For traditional lighting companies at the crossroads of transition, M&A is an important way to quickly intervene in the LED field.

In May of last year, 100% of the lighting spent 40 million yuan to acquire a British-owned LED lighting company. Prior to this, Sunshine Lighting won a 50% stake in Hangzhou Hanguang Lighting at a price of 13.5 million yuan. It also held a 30% stake in Japan's LIREN Company at a price of 1,233,600 yuan, and obtained the advanced technology of LIREN in the field of LED lighting.

M&A is easy to integrate
At present, the industry is in the post-shuffling era, and the tide of bankruptcy has occurred, including well-known enterprises such as Vision Optoelectronics, Haobo Optoelectronics, and Big Eye Optoelectronics, which have become the industry's "martyr." To develop, the prerequisite is to survive. As long as companies wishing to develop LED lighting are hoping to use M&A integration to compensate for their lack of LED products, brands and channels.

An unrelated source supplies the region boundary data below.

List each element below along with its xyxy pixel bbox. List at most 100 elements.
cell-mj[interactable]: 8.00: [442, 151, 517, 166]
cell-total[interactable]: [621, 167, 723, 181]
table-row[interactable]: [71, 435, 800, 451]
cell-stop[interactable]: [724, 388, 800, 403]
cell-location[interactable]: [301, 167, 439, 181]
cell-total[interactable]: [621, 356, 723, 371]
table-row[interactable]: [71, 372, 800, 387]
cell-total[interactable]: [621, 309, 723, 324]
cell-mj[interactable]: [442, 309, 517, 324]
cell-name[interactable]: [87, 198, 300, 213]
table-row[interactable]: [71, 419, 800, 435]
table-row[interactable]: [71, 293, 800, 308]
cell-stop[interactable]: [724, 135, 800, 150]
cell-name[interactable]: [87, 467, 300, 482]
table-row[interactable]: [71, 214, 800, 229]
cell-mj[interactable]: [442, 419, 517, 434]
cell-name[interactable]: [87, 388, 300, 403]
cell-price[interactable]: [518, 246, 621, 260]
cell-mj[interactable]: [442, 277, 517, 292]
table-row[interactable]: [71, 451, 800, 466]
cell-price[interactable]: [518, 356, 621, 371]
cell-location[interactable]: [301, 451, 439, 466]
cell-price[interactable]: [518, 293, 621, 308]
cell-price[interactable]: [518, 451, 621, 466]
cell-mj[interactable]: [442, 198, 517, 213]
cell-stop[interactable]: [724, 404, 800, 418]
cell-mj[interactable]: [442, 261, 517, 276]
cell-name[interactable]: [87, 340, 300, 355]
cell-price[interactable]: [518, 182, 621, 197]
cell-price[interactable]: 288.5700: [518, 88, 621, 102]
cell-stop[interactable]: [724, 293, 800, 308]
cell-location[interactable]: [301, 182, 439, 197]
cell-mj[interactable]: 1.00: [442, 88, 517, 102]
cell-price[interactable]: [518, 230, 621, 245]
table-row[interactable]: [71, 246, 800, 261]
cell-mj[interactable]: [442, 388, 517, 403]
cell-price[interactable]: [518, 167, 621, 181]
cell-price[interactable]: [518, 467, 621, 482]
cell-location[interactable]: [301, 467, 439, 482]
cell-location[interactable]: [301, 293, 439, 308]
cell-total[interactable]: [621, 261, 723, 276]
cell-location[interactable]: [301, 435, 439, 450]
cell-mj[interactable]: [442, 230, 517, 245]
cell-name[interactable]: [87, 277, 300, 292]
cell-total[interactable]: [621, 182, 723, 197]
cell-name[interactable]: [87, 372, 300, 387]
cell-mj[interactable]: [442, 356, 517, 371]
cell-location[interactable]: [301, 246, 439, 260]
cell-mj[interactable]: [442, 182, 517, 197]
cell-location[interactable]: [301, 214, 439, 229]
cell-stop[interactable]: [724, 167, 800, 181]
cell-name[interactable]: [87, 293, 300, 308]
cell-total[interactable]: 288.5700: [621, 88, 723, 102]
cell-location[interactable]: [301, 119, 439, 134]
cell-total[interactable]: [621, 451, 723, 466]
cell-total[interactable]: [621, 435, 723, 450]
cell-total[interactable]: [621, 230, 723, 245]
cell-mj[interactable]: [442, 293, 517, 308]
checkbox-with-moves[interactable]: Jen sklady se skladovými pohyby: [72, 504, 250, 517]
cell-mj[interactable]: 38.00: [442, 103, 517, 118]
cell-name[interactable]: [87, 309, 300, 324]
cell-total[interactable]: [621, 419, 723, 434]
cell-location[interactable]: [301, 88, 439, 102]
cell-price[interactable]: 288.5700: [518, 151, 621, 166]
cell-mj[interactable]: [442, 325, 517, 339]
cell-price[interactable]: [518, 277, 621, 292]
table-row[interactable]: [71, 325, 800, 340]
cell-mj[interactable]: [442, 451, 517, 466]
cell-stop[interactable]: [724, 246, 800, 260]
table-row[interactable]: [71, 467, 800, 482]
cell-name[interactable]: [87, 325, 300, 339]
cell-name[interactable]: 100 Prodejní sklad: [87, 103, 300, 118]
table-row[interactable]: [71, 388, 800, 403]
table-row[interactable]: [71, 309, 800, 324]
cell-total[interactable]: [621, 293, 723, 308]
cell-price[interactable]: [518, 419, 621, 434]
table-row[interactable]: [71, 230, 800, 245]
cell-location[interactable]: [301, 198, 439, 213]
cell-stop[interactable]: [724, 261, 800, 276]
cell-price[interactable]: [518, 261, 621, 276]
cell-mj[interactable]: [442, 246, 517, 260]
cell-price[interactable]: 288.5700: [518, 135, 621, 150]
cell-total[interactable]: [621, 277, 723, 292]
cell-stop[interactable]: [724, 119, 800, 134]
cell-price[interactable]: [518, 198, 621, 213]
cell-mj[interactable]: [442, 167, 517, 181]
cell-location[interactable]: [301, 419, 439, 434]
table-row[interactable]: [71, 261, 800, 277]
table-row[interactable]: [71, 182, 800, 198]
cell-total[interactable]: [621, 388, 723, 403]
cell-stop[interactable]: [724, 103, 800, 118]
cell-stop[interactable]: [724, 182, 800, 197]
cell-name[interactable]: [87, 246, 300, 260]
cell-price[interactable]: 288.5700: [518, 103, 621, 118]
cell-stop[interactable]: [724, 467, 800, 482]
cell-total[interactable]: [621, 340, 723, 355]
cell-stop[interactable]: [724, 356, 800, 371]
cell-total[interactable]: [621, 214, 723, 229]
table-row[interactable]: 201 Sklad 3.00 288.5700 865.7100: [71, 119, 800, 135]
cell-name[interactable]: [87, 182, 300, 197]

Due to the different entrepreneurs, the two companies in the early stage have obvious differences in management, culture and values. Therefore, the industry believes that although the transactions generated by mergers and acquisitions can be immediate, however, the expected benefits will be in the later run-in. Therefore, the effect of integration on the integration of enterprises cannot be pursued. It can only be gradual.

Just like the marriage between Dehao Runda and NVC, from the outside world, although the two companies are both listed companies, they are strong. However, the two companies had not performed well in the LED field before, and some even ridiculed the combination of the two is a "weak combination."

For NVC, how to rely on the advantages of Dehao Runda's upstream and mid-stream industry chain to quickly reduce costs and provide cost-effective products for its terminal marketing network, however, this is a bit difficult for the low-end Dehao Runda product; For Dehao Runda, I hope to use the mature brand and channel of NVC to break the 9 billion yuan investment and the sales situation is only 400 million yuan. However, NVC, which has just ended the infighting storm, needs time to fully recover its channel advantages.

However, whether it is upstream horizontal integration or vertical integration in the middle and lower reaches, the two sides must first clear their intentions and goals, patents? Talent? market? Then, according to the expected goals, we can work together to make better and farther.